19. Remedies. The Parties agree that, notwithstanding any other provision of this Agreement, the non-breaching Party shall be entitled to seek equitable relief to protect its interests, including but not limited to preliminary and permanent injunctive relief, as well as money damages. Nothing stated herein shall be construed to limit any other remedies available to the Parties.
20. Force Majeure. Excluding payment obligations, neither Party shall be in breach or otherwise liable for events beyond the Party’s control (other than events that could have been avoided or prevented by commercially reasonable foresight, planning or implementation), including, but not limited to, an act of God, fire, earthquake, flood or other natural disasters, power failures, acts of government or acts of any third party (each a “Force Majeure Event”). Each Party experiencing a Force Majeure Event shall promptly notify the other Party of the nature and expected duration, if known, of the Force Majeure Event.
21. No Waiver. The failure of either Party to enforce at any time any of the provisions of this Agreement shall not be deemed to be a waiver of the right of either Party thereafter to enforce any such provisions.
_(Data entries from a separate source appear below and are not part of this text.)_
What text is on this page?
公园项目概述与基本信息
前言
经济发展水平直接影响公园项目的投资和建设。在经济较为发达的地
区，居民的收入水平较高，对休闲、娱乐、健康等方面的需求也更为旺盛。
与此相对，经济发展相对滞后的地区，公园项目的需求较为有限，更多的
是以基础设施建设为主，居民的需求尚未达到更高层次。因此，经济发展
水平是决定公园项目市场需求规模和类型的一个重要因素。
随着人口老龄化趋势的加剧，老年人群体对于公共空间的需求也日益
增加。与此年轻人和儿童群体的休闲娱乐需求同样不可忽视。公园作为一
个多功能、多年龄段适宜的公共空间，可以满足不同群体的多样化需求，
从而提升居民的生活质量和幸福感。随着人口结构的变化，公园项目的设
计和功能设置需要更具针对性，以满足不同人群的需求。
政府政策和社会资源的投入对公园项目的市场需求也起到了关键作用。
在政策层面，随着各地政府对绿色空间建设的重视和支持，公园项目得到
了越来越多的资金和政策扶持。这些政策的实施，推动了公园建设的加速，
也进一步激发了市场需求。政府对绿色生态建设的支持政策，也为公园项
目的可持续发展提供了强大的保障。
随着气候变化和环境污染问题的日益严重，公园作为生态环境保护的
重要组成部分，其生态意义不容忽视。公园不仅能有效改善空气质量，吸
22. Need for Writing. No employee, agent, representative, or Affiliate of Service Providers has authority to bind Service Providers to any oral representation, warranty, covenant or other obligation concerning any of the System, Monitoring Services, Ancillary Services, Consulting Services or any other matters related to this Agreement. Any such representation, warranty, covenant or other obligation not expressly contained in this Agreement will not be enforceable.
23. Independent Contractors. The Parties are independent contractors and nothing in this Agreement will be construed to create a joint venture, partnership or an agency relationship between the parties. Neither Party has the authority, without the other Party’s prior written approval, to bind or commit the other Party in any way.
24. Entire Agreement; Amendment. This Agreement contains the entire understanding of the Parties with respect to its subject matter and supersedes all previous agreements, understandings, discussions and negotiations between the parties with respect to such subject matter, whether written or oral. Both Parties acknowledge having read the terms and conditions set forth in this Agreement, understand all terms and conditions, and agree to be bound thereby. Except as otherwise provided herein, no modification of or amendment to this Agreement, nor any waiver of any rights under this Agreement, will be effective unless in writing signed by the party against whom it is to be enforced.
25. Jury Trial Waiver. Both Parties hereby waive any rights to a jury trial in any judicial action brought by either Party which relates in any way to this agreement, whether based upon contract, negligence, or otherwise.